Bisnis.com, JAKARTA - Penyidik SPORC Brigade Enggang Seksi Wilayah II Samarinda Balai Penegakan Hukum Lingkungan Hidup dan Kehutanan Wilayah Kalimantan bekerjasama dengan Ditreskrimsus Polda Kaltim berhasil menangkap penadah/pemodal kasus penambangan ilegal di Tahura Bukit Suharto, SA, di Balikpapan.
Adapun, SA telah ditetapkan sebagai buron sejak bulan Januari 2019.
Direktur Jenderal Penegakan Hukum Kementerian Lingkungan Hidup dan Kehutanan (KLHK) Rasio Ridho Sani mengatakan saat ini SA sudah diserahkan ke Kejaksaan Negeri Tenggarong melalui Kejaksaan Tinggi Kalimantan Timur.
"Untuk proses lebih lanjut dipersidangan," kata Rasio seperti dikutip dari keterangan resminya, Senin (1/7).
Sementara itu, barang bukti berupa 2 unit excavator merk komatsu PC 200 warna kuning dan 1 unit excavator merk hitachi PC200 warna oranye masih dititipkan Kejaksaan Tinggi Kalimatan Timur di Kantor Balai Gakkum KLHK Wilayah Kalimantan.
Peristiwa ini bermula dari tertangkapnya pelaku penambangan batubara illegal di Tahura Bukit Soeharto pada 29 September 2018 dengan tersangka AS dan MF.
Baca Juga
Kemudian, penyidik memperoleh informasi dari mereka bahwa SA adalah pemodal/penadah batubara hasil penambangan ilegal yang dilakukan.
Awalnya, SA sempat diamankan pada 8 Oktober 2018, sekitar pukul 13.00 WITA di Hotel Swiss Bell Jakarta.
Namun, setelah berkas perkara dinyatakan lengkap (p-21) oleh Kejaksaan Tinggi Kalimantan Timur pada 4 Januari 2019 diterima, Tim penyidik tidak dapat menghubungi SA dan dia dinyatakan buron.

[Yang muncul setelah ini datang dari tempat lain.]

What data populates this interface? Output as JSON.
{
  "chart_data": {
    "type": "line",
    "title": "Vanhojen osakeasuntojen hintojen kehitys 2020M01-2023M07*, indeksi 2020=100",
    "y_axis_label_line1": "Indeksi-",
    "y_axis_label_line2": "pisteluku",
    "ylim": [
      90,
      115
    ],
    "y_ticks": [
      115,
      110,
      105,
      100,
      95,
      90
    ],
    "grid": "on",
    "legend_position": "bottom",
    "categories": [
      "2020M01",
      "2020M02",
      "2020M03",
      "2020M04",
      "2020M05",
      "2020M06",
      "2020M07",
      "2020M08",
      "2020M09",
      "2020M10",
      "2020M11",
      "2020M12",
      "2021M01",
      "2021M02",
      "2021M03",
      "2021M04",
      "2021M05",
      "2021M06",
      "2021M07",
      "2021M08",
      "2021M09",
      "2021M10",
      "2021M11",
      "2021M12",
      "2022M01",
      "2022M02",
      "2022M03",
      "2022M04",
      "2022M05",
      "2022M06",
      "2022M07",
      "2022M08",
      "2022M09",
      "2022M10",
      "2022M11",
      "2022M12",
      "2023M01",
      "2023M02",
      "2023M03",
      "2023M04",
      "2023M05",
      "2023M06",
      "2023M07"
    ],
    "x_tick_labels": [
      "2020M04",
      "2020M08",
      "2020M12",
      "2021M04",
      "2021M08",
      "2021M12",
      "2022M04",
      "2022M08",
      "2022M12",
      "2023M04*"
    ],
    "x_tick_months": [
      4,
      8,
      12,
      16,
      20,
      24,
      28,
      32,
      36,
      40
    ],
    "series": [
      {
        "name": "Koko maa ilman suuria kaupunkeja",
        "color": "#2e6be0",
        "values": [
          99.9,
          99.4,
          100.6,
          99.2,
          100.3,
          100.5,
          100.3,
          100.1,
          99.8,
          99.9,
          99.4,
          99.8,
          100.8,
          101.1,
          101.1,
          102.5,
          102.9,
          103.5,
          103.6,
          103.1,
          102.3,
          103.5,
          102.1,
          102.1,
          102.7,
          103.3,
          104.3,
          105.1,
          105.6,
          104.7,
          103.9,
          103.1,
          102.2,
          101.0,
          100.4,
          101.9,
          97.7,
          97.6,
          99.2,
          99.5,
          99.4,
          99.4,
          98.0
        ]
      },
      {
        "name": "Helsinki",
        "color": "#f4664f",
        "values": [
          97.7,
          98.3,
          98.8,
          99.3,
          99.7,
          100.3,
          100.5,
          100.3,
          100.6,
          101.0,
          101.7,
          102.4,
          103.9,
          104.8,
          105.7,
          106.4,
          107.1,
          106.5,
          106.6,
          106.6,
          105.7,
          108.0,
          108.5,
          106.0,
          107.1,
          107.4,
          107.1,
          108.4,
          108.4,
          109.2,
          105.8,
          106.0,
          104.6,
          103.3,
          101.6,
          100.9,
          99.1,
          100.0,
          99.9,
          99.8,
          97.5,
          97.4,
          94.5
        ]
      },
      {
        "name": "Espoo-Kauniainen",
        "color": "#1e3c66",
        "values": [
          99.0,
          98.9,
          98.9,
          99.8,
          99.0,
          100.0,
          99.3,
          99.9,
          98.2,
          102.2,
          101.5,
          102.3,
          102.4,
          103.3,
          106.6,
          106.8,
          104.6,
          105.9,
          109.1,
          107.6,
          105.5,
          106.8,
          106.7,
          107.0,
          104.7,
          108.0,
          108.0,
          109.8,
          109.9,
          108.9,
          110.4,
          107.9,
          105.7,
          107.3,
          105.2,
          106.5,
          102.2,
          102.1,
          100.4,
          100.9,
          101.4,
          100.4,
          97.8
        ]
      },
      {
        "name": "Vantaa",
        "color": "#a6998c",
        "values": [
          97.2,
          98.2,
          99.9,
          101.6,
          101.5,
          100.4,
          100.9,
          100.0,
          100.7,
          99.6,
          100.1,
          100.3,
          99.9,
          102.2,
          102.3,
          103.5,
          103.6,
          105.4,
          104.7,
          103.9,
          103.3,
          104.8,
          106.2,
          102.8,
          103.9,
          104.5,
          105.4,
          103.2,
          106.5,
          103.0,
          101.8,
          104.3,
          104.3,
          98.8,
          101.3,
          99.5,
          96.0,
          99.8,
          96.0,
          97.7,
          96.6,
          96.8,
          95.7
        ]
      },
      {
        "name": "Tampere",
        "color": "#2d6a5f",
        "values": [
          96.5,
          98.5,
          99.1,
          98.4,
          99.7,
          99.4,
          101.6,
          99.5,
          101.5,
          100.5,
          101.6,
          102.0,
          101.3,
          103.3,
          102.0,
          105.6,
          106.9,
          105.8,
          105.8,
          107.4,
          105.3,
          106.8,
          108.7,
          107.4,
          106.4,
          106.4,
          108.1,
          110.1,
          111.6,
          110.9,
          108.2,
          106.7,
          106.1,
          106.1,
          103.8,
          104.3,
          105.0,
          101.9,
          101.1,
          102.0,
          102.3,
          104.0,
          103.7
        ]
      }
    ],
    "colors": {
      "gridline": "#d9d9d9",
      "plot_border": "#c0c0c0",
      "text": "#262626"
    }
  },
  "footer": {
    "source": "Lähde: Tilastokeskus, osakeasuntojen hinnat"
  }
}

Tim penyidik berhasil menemukannya pada Rabu, 26 Juni 2019 pukul 17.30 WITA.
"Segera setelah tertangkap, tersangka dibawa dan diamankan ke kantor Balai Gakkum LHK Wilayah Kalimantan di Samarinda," tutur Rasio.
SA dan MF dijerat dengan Pasal 17 Ayat (1) huruf a, huruf b Jo Pasal 89 ayat (1) huruf a huruf a Undang-undang RI Nomor 18/ 2013 tentang Pencegahan dan Pemberantasan Perusakan Hutan Jo Pasal 55 ayat (1) ke 1 KUHP dengan ancaman hukuman penjara paling singkat 3 (tiga) tahun dan paling lama 15 (lima belas) tahun serta pidana denda paling sedikit Rp1,5 miliar dan paling banyak Rp10 miliar.
"Kami akan terus menjaga komitmen memberantas kegiatan ilegal di Tahura Bukit Suharto ini," tandas Rasio.